As will be appreciated by one skilled in the art, embodiments of the present invention may be provided as a method, system, or computer program product. Accordingly, the present invention may take the form of an entirely hardware embodiment, an entirely software embodiment or an embodiment combining software and hardware aspects. Furthermore, the present invention may take the form of a computer program product embodied on one or more computer-usable storage media (including, but not limited to, disk storage, CD-ROM, optical storage, and the like) having computer-usable program code embodied therein.

The present invention is described with reference to flowchart illustrations and/or block diagrams of methods, apparatus (systems), and computer program products according to embodiments of the invention. It will be understood that each flow and/or block of the flow diagrams and/or block diagrams, and combinations of flows and/or blocks in the flow diagrams and/or block diagrams, can be implemented by computer program instructions. These computer program instructions may be provided to a processor of a general purpose computer, special purpose computer, embedded processor, or other programmable data processing apparatus to produce a machine, such that the instructions, which execute via the processor of the computer or other programmable data processing apparatus, create means for implementing the functions specified in the flowchart flow or flows and/or block diagram block or blocks.

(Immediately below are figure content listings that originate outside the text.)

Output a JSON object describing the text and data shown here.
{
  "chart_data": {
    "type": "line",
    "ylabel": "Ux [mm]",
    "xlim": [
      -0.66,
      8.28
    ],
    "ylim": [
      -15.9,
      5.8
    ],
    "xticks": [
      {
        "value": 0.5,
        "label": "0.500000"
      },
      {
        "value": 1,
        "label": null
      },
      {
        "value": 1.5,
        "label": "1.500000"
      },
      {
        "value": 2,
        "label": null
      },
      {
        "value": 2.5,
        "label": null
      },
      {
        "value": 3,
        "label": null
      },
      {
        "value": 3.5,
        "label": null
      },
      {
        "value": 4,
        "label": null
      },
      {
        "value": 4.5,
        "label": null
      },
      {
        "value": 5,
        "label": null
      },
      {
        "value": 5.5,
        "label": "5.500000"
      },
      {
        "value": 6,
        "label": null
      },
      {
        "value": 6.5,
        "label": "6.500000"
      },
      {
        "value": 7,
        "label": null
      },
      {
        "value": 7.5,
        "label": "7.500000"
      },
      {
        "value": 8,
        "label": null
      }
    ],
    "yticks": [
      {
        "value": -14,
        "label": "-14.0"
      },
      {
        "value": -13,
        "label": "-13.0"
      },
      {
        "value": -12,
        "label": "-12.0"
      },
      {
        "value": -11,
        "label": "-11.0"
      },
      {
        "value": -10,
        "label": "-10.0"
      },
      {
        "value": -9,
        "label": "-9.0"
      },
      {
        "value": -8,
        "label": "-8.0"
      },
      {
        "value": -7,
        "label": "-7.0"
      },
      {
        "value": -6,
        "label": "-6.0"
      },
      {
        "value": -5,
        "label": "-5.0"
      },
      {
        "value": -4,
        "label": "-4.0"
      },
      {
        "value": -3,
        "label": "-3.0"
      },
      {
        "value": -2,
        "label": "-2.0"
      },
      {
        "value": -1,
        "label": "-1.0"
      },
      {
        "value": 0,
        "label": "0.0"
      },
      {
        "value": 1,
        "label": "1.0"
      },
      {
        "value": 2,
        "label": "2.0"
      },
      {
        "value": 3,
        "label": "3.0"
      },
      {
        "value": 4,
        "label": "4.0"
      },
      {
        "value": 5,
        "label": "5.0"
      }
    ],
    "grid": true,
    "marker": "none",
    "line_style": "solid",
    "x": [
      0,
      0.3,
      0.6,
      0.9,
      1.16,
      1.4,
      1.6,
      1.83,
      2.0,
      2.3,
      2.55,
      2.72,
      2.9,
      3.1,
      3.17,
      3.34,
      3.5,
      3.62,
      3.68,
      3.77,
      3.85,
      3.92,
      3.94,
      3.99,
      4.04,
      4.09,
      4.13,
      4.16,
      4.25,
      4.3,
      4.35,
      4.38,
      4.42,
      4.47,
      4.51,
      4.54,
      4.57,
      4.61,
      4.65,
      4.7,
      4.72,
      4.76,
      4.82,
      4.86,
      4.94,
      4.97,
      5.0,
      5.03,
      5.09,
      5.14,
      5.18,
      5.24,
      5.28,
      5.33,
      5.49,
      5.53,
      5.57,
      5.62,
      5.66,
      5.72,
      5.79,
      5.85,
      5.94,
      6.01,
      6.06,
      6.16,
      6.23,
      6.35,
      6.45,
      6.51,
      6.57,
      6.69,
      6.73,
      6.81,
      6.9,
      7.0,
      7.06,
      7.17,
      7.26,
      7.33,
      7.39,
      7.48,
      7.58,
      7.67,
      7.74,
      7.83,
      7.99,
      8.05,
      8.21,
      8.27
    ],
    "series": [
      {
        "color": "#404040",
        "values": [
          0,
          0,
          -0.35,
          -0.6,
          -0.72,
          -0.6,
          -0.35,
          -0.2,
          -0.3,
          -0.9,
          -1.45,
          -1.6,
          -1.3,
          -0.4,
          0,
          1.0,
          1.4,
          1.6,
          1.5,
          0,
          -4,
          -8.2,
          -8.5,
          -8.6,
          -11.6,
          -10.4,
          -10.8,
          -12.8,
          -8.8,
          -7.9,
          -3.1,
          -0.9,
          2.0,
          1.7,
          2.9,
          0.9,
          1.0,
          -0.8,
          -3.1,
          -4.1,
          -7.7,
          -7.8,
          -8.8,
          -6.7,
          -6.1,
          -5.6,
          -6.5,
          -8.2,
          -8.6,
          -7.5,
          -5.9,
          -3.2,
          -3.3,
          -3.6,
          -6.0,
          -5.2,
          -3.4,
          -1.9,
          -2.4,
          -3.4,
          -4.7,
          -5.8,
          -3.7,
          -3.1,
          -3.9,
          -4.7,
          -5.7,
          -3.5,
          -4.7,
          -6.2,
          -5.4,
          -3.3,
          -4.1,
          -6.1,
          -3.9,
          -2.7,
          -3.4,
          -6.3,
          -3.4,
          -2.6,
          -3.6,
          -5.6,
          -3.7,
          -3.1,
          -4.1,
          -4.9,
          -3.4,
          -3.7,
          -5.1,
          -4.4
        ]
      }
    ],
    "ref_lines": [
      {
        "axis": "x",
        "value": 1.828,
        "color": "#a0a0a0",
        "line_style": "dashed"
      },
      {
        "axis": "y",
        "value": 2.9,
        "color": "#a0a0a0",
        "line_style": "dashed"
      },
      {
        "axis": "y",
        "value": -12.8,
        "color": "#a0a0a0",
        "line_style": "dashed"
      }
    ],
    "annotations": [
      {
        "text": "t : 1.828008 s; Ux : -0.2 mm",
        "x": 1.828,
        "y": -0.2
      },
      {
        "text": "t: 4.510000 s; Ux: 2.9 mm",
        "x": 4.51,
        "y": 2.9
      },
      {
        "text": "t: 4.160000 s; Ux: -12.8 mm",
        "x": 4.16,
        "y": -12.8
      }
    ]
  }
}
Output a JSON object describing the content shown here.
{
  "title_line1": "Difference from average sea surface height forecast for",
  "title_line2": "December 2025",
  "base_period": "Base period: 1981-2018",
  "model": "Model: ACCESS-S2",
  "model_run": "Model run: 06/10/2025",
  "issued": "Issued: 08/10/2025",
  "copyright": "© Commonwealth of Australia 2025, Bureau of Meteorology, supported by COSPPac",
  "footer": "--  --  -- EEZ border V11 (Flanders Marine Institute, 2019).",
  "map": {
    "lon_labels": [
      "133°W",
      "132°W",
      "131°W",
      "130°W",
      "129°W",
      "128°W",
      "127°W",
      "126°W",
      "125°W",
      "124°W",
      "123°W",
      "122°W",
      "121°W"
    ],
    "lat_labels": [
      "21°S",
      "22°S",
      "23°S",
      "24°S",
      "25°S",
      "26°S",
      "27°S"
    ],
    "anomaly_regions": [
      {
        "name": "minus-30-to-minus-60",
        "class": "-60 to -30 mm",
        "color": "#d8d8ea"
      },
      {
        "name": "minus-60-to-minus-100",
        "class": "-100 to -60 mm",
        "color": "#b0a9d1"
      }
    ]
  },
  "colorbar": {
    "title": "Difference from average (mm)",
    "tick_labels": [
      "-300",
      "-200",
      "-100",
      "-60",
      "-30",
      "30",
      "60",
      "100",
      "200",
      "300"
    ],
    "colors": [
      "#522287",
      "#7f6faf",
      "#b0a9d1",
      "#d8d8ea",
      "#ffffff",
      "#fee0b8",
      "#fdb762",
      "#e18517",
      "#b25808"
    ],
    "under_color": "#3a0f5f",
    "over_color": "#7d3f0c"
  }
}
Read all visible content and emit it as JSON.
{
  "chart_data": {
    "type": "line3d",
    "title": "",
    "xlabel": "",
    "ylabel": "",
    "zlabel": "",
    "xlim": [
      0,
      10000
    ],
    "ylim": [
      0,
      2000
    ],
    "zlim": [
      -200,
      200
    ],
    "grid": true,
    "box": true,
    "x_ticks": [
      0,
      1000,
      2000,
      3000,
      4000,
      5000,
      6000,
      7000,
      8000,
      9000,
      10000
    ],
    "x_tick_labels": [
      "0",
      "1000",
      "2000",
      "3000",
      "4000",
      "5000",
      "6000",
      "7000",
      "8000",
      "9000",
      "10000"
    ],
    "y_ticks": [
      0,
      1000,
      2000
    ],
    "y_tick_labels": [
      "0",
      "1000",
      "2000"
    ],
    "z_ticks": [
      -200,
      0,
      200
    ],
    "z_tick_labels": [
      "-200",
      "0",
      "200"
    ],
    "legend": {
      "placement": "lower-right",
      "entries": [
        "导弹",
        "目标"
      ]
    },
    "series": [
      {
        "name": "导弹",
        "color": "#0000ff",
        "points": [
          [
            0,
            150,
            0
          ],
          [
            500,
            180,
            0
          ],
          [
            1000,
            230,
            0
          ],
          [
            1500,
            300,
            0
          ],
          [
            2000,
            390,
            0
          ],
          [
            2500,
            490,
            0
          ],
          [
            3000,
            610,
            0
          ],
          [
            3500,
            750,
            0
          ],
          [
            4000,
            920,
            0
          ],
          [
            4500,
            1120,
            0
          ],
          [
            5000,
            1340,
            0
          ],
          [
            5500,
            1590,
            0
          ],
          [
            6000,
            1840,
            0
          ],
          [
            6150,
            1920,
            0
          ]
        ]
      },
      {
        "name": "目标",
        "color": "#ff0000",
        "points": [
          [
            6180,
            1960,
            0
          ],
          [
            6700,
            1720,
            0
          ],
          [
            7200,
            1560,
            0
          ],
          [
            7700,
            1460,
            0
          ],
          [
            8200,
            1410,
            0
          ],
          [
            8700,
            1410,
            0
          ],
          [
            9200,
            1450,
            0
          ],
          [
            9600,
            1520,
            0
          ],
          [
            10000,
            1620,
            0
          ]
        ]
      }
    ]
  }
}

These computer program instructions may also be stored in a computer-readable memory that can direct a computer or other programmable data processing apparatus to function in a particular manner, such that the instructions stored in the computer-readable memory produce an article of manufacture including instruction means which implement the function specified in the flowchart flow or flows and/or block diagram block or blocks.

These computer program instructions may also be loaded onto a computer or other programmable data processing apparatus to cause a series of operational steps to be performed on the computer or other programmable apparatus to produce a computer implemented process such that the instructions which execute on the computer or other programmable apparatus provide steps for implementing the functions specified in the flowchart flow or flows and/or block diagram block or blocks.

It should be understood that the above examples are only for clarity of illustration and are not intended to limit the embodiments. Other variations and modifications will be apparent to persons skilled in the art in light of the above description. And are neither required nor exhaustive of all embodiments. And obvious variations or modifications therefrom are within the scope of the invention.